Author note: Again, this is a quote directly from my article yet they did not give me credit.
Ultrasound and autism
Many researchers have noted that the safety of ultrasound devices depends, among other factors, on the amount of “output energy…to which the fetus is exposed.” In the late 1980s, the ultrasound industry approached the FDA with a request to augment existing output levels “to enhance diagnostic capability,” and in 1991, the agency acquiesced to an eightfold increase in allowable output exposure levels.
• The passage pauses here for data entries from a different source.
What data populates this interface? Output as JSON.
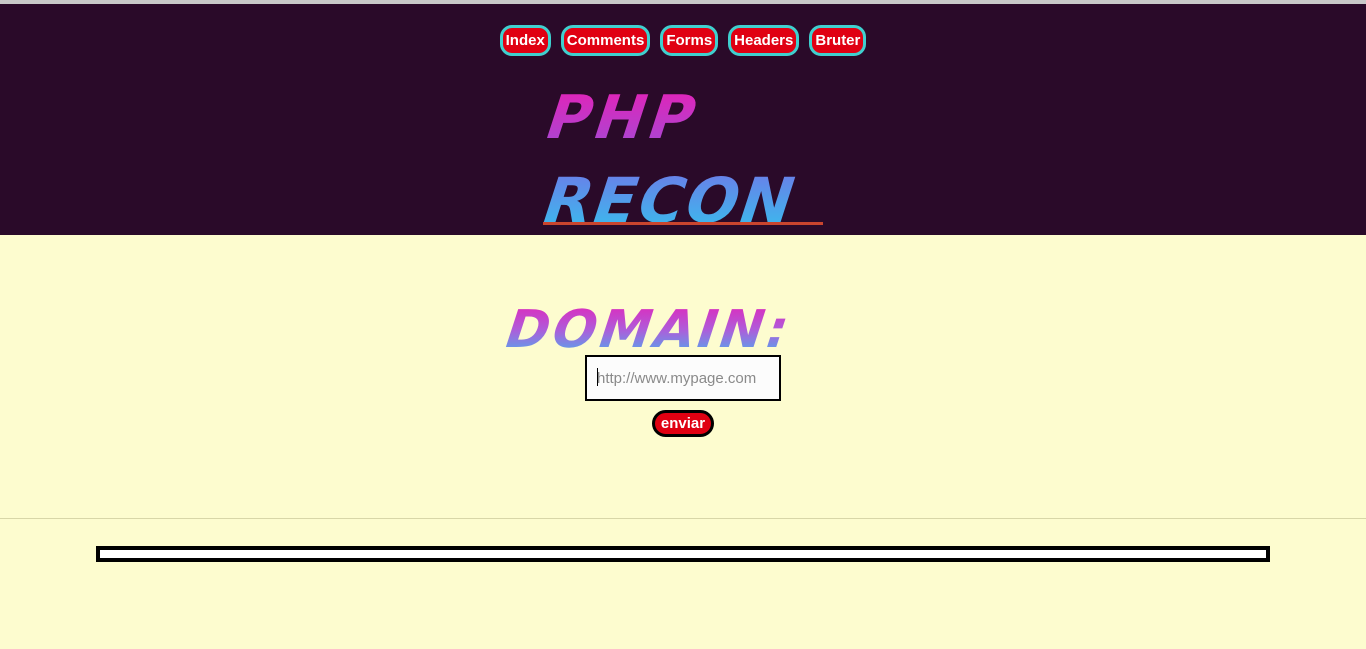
{
  "nav": {
    "items": [
      {
        "label": "Index"
      },
      {
        "label": "Comments"
      },
      {
        "label": "Forms"
      },
      {
        "label": "Headers"
      },
      {
        "label": "Bruter"
      }
    ]
  },
  "logo": {
    "line1": "PHP",
    "line2": "RECON"
  },
  "form": {
    "label": "DOMAIN:",
    "input_value": "",
    "input_placeholder": "http://www.mypage.com",
    "submit_label": "enviar"
  },
  "colors": {
    "header_bg": "#2a0a29",
    "page_bg": "#fdfccf",
    "button_red": "#e00012",
    "nav_border": "#3fd0cf",
    "gradient_pink": "#e020b8",
    "gradient_blue": "#3fb8f0"
  }
}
When, 20 years later, FDA researchers compared ultrasound trends before and after the 1991 regulatory change—focusing in particular on the potential for “tissue heating”—they reported “a substantial increase in ultrasonic power over time” and cautiously concluded that their temperature rise estimates “could be considered potentially harmful.” Stated more directly by other authors:
This FDA action ensured that babies born after 1991 would be exposed to even more radiation as compared to those born in the 1970s and 80s, hence these children have a greater risk of radiation-induced genetic and/or brain damage that can lead to autism and other neurodevelopmental disorders.